Rethinking RIA Compliance: Seeing CCO Liability Through a New Lens
The New York City Bar Association Compliance Committee—in partnership with the Association for Corporate Growth, the American Investment Council, and the Securities Industry and Financial Markets Association—recently suggested a Framework for Chief Compliance Officer Liability in the Financial Sector. Collectively, these organizations want the SEC to adopt a framework for determining when enforcement actions should be brought against individual chief compliance officers (CCOs). The framework presents a list of affirmative and mitigating factors that the group believes the SEC should consider when evaluating whether to hold CCOs personally liable for compliance violations.
The report also highlights some unfortunate facts regarding the challenges faced by CCOs at financial services firms. Here are some salient points from the report.
Lack of Control
Being a CCO means getting the firm to adopt and follow certain policies and procedures. The CCO is then tasked with verifying that all firm employees are doing what they are supposed to—and agreed to—do. In some ways, it’s like being a parent. You set house rules and expect your children to follow them, while recognizing that there is a 100% chance someone is going to break one or more rules. As the CCO, you’re then expected to use both sticks and carrots to address the misconduct and encourage the offending employee to do better.
Too Much Gray
Most noncompliance professionals underestimate the complexity of compliance. They assume you simply adopt a policy that represents industry best practices, tell everyone what it is, and monitor adherence. They see compliance as black and white. Unfortunately, compliance is mostly gray and almost entirely based on facts and circumstances. There is no one-size-fits-all approach to compliance. Nor are there one-size-fits-all policies. A firm’s policies should be tailored to its business goals, structure, and resources.

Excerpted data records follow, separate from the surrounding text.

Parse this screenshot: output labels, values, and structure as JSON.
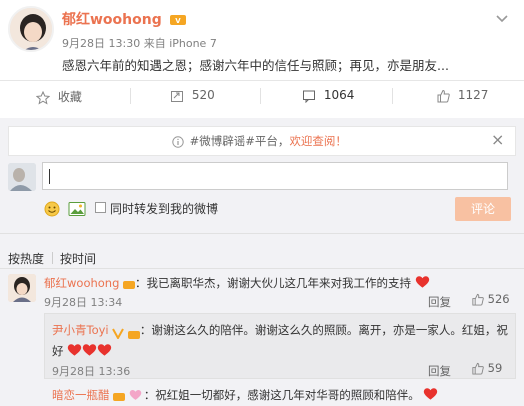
{
  "post": {
    "author": "郁红woohong",
    "time": "9月28日 13:30",
    "source": "来自 iPhone 7",
    "text": "感恩六年前的知遇之恩；感谢六年中的信任与照顾；再见，亦是朋友..."
  },
  "actions": {
    "favorite": "收藏",
    "repost_count": "520",
    "comment_count": "1064",
    "like_count": "1127"
  },
  "notice": {
    "prefix": "#微博辟谣#平台，",
    "welcome": "欢迎查阅！",
    "close": "×"
  },
  "composer": {
    "input_value": "",
    "repost_label": "同时转发到我的微博",
    "submit_label": "评论"
  },
  "sort": {
    "by_hot": "按热度",
    "by_time": "按时间"
  },
  "comments": [
    {
      "author": "郁红woohong",
      "text": "：我已离职华杰，谢谢大伙儿这几年来对我工作的支持",
      "time": "9月28日 13:34",
      "reply": "回复",
      "likes": "526"
    }
  ],
  "reply": {
    "author": "尹小青Toyi",
    "text": "：谢谢这么久的陪伴。谢谢这么久的照顾。离开，亦是一家人。红姐，祝好",
    "time": "9月28日 13:36",
    "reply": "回复",
    "likes": "59"
  },
  "comment3": {
    "author": "暗恋一瓶醋",
    "text": "：祝红姐一切都好，感谢这几年对华哥的照顾和陪伴。"
  },
  "colors": {
    "accent": "#eb7350",
    "blue_link": "#eb7350",
    "divider": "#e6e6e6",
    "submit_disabled": "#f8c1a2"
  }
}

Even after a firm has adopted customized policies, the application of those policies is gray. CCOs are constantly faced with questions about how a policy applies to a given situation. Sometimes the answer is clear. Other times, it requires judgement and the assumption of some risk. And for many small firms, there is no precedent upon which to make that determination.
The framework lists four structural or resource challenges that CCOs face and that the SEC should consider when determining CCO liability, including whether the CCO
- maintains a position in the organization that is inferior to that of other similar control functions, such as chief executive officer (CEO), chief financial officer (CFO), chief operating officer (COO), chief information officer (CIO), chief human capital officer (CHCO), and chief legal officer (CLO);
- is directly involved with or provided the opportunity for meaningful input into material strategy and operational decisions;
- has sufficient authority to make decisions that could have prevented the alleged misconduct; or
- maintains adequate resources.
Perhaps the most frequent issue we see at financial services firms is the undervaluation of compliance. Too many firms view compliance as administrative or operational baggage that must be handled to conduct business. At many firms, the CCO is not on the same level as the CEO, CFO, and COO. CCOs may have a “C” in their title, but they’re left out of the suite. In fact, most CCOs are not allocated part of the operating budget. They must ask management for resources, hat in hand, and are frequently dismissed because there isn’t a “business” case for spending on compliance. (After all, isn’t that what the CCO is paid to do?)
At Joot, we encourage firms to think differently about compliance. Compliance isn’t operational baggage; it’s operational freedom. A well-run compliance program protects the integrity of the business and frees employees to focus on doing their best work. For owners, a compliance program helps to protect the business you’ve built and ensure its ongoing success.